Porta-voz da Casa Branca escusa-se a garantir que Trump nunca usou insulto racista

Washington, 14 Ago (Inforpress) – A porta-voz da Casa Branca, Sarah Huckabee Sanders, afirmou hoje que não pode garantir que Donald Trump nunca usou insultos racistas.
Em resposta a perguntas dos jornalistas sobre se podia garantir com certeza que Donald Trump nunca usou a designada ‘N-word’, Sanders respondeu: “Eu não estive em todas as reuniões”.
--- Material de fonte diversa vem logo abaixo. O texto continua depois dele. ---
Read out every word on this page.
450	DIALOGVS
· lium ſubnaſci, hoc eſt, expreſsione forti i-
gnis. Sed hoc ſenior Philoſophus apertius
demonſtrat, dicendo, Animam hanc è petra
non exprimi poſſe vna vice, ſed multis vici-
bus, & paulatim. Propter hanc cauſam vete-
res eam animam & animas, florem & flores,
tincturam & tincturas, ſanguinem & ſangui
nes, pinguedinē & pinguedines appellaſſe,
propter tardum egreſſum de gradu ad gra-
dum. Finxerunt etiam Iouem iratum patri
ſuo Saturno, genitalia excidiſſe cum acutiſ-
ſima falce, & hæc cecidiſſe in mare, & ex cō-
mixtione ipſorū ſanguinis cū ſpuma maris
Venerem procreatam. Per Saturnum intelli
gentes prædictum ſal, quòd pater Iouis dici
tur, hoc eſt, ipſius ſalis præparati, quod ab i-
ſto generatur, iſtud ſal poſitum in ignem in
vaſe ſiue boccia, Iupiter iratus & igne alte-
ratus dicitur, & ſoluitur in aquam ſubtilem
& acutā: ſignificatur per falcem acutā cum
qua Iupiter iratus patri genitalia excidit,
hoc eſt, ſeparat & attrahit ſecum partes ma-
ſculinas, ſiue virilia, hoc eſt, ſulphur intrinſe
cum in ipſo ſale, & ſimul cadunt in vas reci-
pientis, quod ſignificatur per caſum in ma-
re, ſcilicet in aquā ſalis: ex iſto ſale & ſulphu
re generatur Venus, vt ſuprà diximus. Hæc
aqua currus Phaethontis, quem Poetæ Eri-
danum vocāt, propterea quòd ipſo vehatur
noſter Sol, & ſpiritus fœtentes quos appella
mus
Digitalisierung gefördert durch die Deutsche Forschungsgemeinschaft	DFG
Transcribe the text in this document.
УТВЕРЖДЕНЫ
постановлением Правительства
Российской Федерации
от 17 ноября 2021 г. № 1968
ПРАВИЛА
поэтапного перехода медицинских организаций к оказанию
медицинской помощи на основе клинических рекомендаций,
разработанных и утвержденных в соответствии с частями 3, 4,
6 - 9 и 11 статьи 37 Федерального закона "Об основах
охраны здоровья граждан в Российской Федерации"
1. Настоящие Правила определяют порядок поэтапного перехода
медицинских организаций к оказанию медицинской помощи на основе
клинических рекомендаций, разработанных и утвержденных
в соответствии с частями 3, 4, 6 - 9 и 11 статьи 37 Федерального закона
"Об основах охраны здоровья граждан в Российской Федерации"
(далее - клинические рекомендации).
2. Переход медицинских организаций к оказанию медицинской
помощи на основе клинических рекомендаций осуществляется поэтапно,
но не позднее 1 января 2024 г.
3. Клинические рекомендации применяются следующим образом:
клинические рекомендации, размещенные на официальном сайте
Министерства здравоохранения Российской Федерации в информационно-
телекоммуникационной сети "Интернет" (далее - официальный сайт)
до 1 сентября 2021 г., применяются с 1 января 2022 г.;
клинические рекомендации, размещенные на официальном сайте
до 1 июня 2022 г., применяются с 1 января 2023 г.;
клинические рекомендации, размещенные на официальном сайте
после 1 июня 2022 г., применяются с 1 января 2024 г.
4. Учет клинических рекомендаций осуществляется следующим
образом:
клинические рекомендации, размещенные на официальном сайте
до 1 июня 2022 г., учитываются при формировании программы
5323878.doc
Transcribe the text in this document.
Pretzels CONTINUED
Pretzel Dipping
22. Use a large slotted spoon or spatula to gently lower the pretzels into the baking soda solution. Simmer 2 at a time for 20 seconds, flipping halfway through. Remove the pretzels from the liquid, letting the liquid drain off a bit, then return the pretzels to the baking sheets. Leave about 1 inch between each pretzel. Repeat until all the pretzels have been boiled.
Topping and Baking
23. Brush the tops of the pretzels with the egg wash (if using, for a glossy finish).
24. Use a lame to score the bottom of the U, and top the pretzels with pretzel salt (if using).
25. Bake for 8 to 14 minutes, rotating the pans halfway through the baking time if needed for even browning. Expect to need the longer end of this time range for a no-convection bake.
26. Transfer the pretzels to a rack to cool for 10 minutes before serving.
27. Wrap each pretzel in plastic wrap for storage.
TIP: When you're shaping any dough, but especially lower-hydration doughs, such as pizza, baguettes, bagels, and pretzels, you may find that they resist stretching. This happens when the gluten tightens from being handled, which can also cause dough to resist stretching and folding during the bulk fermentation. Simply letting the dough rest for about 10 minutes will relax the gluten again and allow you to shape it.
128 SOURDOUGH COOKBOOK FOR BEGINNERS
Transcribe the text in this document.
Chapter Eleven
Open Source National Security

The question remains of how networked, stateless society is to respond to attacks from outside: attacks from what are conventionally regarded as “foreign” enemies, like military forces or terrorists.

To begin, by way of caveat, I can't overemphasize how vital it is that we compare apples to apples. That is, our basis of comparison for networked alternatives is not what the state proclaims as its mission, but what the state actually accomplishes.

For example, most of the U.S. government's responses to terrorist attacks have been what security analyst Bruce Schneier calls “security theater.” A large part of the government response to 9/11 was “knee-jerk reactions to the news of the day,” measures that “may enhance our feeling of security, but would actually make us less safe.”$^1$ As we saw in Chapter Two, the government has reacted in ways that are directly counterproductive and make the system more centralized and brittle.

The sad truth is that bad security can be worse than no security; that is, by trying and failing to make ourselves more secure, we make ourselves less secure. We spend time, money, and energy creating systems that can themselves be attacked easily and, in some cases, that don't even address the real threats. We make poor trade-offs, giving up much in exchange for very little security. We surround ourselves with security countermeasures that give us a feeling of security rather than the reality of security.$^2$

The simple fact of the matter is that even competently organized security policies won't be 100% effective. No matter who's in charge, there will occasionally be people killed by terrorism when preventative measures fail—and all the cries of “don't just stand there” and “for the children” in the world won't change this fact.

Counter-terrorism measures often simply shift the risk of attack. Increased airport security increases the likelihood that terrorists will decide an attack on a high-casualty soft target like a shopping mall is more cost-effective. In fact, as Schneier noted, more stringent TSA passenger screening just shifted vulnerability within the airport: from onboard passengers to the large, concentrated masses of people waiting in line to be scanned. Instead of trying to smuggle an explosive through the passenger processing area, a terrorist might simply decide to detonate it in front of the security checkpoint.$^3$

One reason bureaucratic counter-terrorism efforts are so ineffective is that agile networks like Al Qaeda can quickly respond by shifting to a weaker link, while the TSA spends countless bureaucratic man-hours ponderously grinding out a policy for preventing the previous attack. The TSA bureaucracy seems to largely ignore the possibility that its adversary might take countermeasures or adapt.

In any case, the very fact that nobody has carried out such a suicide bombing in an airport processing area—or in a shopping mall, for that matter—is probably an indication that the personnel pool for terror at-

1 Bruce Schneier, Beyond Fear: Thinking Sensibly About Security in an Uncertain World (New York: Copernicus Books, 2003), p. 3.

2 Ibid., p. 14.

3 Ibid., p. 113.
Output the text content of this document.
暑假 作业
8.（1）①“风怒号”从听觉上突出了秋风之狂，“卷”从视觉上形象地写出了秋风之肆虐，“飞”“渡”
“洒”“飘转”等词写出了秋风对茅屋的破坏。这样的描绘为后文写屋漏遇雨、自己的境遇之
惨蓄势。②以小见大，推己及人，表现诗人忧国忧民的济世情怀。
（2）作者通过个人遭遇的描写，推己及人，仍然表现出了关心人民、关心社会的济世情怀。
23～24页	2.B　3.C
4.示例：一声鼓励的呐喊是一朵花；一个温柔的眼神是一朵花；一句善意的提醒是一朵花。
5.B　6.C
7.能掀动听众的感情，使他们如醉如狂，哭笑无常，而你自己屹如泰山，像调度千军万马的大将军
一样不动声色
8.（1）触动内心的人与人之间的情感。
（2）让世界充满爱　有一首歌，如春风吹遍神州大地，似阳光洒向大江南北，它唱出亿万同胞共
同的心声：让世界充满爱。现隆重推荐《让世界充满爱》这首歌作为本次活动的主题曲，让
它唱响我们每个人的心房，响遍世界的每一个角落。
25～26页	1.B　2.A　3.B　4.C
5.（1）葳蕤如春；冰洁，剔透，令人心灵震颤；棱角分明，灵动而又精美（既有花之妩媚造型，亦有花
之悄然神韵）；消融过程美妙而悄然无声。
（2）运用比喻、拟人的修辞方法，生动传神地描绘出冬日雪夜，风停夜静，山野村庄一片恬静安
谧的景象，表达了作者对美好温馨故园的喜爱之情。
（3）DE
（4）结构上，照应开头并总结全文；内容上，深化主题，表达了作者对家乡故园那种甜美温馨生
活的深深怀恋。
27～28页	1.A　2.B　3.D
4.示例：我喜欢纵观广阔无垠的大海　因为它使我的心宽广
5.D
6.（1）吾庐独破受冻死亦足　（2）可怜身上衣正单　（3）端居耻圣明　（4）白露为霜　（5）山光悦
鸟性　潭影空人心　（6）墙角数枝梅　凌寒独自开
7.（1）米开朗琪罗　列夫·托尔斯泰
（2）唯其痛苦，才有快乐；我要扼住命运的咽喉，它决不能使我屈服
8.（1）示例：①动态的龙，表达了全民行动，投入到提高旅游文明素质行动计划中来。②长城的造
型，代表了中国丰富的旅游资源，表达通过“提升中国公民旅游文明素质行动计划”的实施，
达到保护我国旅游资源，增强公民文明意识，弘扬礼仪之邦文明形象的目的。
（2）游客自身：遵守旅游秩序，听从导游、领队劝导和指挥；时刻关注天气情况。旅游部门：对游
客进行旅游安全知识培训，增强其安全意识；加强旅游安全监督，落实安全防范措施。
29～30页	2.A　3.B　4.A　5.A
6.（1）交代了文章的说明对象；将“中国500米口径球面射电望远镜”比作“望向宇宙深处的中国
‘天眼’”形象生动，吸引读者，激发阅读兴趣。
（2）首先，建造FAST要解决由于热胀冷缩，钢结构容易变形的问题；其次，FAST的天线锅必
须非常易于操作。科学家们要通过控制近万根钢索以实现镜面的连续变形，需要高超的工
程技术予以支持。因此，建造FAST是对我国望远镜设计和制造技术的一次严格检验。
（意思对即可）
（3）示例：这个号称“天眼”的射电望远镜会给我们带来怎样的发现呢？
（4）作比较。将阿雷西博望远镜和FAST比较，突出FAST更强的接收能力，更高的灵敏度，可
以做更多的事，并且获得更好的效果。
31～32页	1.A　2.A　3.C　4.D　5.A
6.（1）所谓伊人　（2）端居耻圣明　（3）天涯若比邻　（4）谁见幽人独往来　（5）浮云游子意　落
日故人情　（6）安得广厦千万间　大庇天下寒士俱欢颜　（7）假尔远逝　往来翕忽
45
Omarosa Manigault Newman, ex-assessora de Trump, disse que existe uma gravação de Trump a usar a ‘N-word’, expressão que se refere à palavra ‘nigger’ (‘preto’), usada de forma insultuosa e depreciativa para referir pessoas de pele negra.
Trump garantiu hoje, em mensagem divulgada na rede social Twitter, que “nunca teve tal palavra no seu vocabulário”.

Sanders afirmou que “não pode garantir” que Trump nunca usou tal palavra, mas classificou as afirmações de Manigault Newman como “devassas e ridículas”.

Para a Casas Branca, Manigault Newman mostrou “uma completa falta de integridade” com o seu criticismo de Donald Trump no seu novo livro, que é lançado hoje.

Sanders afirmou hoje que as mensagens de Trump na Twitter, em que se refere a Manigault Newman como “louca” e um “cão”, reflecte a sua “frustração” com os seus comentários.

Em resposta, Manigault Newman perguntou: “Se ele me chama isso publicamente, o que ele não dirá em privado?”, acrescentando que Trump “não tem qualquer respeito” pelas mulheres ou pelos afro-americanos.

Manigault Newman, que foi despedida da Casa Branca em Dezembro, tem estado a divulgar excertos de gravações áudio de conversas privadas na Casa Branca, como parte da promoção do seu livro.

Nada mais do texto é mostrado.